Follow the directions on the worksheet, download tableau academic on your personal computer or use one of the labs computers. Make sure to download the academic version and not the free limited trial version.

– Download Tableau academic here: https://www.tableau.com/academic/students

– Refer to file ‘creditrisk.csv’ in the data folder

– Start Tableau and enter your LUC email if prompted.

– Import the file into Tableau. Choose the Text File option when importing


– Under the dimensions tab located on the left side of the screen DOUBLE click on the ‘Loan Purpose’, then DOUBLE click on ‘Number of Records’ variable located under Measures on the bottom left of the screen.

– From the upper right corner of the screen select the horizontal bars view and note the new chart. Familiarize yourself with the tool by trying other views. Only valid views will be highlighted in the menu.

– Create a new sheet by clicking on the icon in the bottom next to your current sheet.

##### 3A) Double-click on the ‘Age’ variable in Measures and select the ‘Histogram’ view. Capture a screen shot and include here. Which age bin has the highest age count and what is the count? (2pts)

age bin with highest age count: 22 count: 97

3B) Drag-drop the variable ’Marital Status’found under Dimensions into the Marks Color box. Capture a screen shot and include here. Which age bin has the highest divorce count and what is the count? (2pts)

age bin with highest divorce count:22 count: 46

##### 3C) Create another new sheet. Double-click ‘Months Employed’ and then double-click ‘Age’. Make sure Age appears in the columns field as shown in the image below. From the Sum(Age) drop down menu select Dimension. Repeat for Sum(Months Employed). Add another variable to the scatter plot by drag-drop the dimension variable ‘Gender’ into the Marks Color box. Capture a screen shot and include here. Share insights on what the data is telling us (3pts)

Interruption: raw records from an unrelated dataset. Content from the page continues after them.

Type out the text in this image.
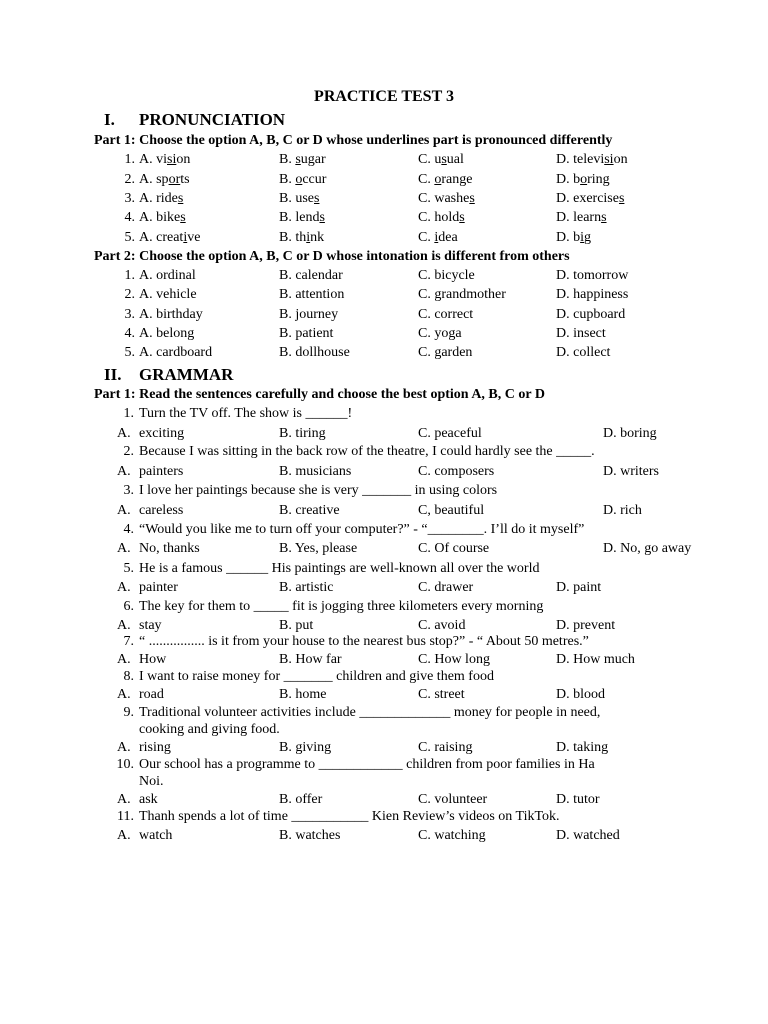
PRACTICE TEST 3
I. PRONUNCIATION
Part 1: Choose the option A, B, C or D whose underlines part is pronounced differently
1. A. vision	B. sugar	C. usual	D. television
2. A. sports	B. occur	C. orange	D. boring
3. A. rides	B. uses	C. washes	D. exercises
4. A. bikes	B. lends	C. holds	D. learns
5. A. creative	B. think	C. idea	D. big
Part 2: Choose the option A, B, C or D whose intonation is different from others
1. A. ordinal	B. calendar	C. bicycle	D. tomorrow
2. A. vehicle	B. attention	C. grandmother	D. happiness
3. A. birthday	B. journey	C. correct	D. cupboard
4. A. belong	B. patient	C. yoga	D. insect
5. A. cardboard	B. dollhouse	C. garden	D. collect
II. GRAMMAR
Part 1: Read the sentences carefully and choose the best option A, B, C or D
1. Turn the TV off. The show is ______!
A. exciting	B. tiring	C. peaceful	D. boring
2. Because I was sitting in the back row of the theatre, I could hardly see the _____.
A. painters	B. musicians	C. composers	D. writers
3. I love her paintings because she is very _______ in using colors
A. careless	B. creative	C, beautiful	D. rich
4. “Would you like me to turn off your computer?” - “________. I’ll do it myself”
A. No, thanks	B. Yes, please	C. Of course	D. No, go away
5. He is a famous ______ His paintings are well-known all over the world
A. painter	B. artistic	C. drawer	D. paint
6. The key for them to _____ fit is jogging three kilometers every morning
A. stay	B. put	C. avoid	D. prevent
7. “ ................ is it from your house to the nearest bus stop?” - “ About 50 metres.”
A. How	B. How far	C. How long	D. How much
8. I want to raise money for _______ children and give them food
A. road	B. home	C. street	D. blood
9. Traditional volunteer activities include _____________ money for people in need,
cooking and giving food.
A. rising	B. giving	C. raising	D. taking
10. Our school has a programme to ____________ children from poor families in Ha
Noi.
A. ask	B. offer	C. volunteer	D. tutor
11. Thanh spends a lot of time ___________ Kien Review’s videos on TikTok.
A. watch	B. watches	C. watching	D. watched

This data shows age on the x axis, months of employment on the y axis, and the gender based on the color of the data point. The orange dots are male, and the blue dots are female. This visual shows the distribution of months employed, age, and gender. There is a lot of data close to the x axis, meaning the months of employment is close to 0, or a shorter period of time. There also appears to be more data points towards the origin of the graph. This means that the age skews towards younger people and that the employment length skews towards people who have not held the job as long. Also, there appears to be more orand dots, and this means that there may be more men in this data set. This means there may be more men applying for loans.

##### 3D) In a new sheet generate a view of Gender, Number of Records, and Marital Status. Choose the best fitting view of your choice for the intended scope. Capture a screen shot and include here. Share insights on what the data is telling us (3pts)

The data is to analyze number of records with marital status. Marital status is categorical data(x-axis), and number of records is quantifable (y-axis). Gender is being identfied by a color (orange is male, blue is female)in the data set. I used a graph that showed the number of records, not the relative size. This data shows that the number of records is highest in singles. Men are the only people that have applied for loans under the status of single. Females have only applied for loans when divorced. Out of each of the marital statuses, married individuals have applied for loans the least, and singles have applied for loans the most. Divorcees are in between singles and married people in the number of records. However, the majority of divorcees are women.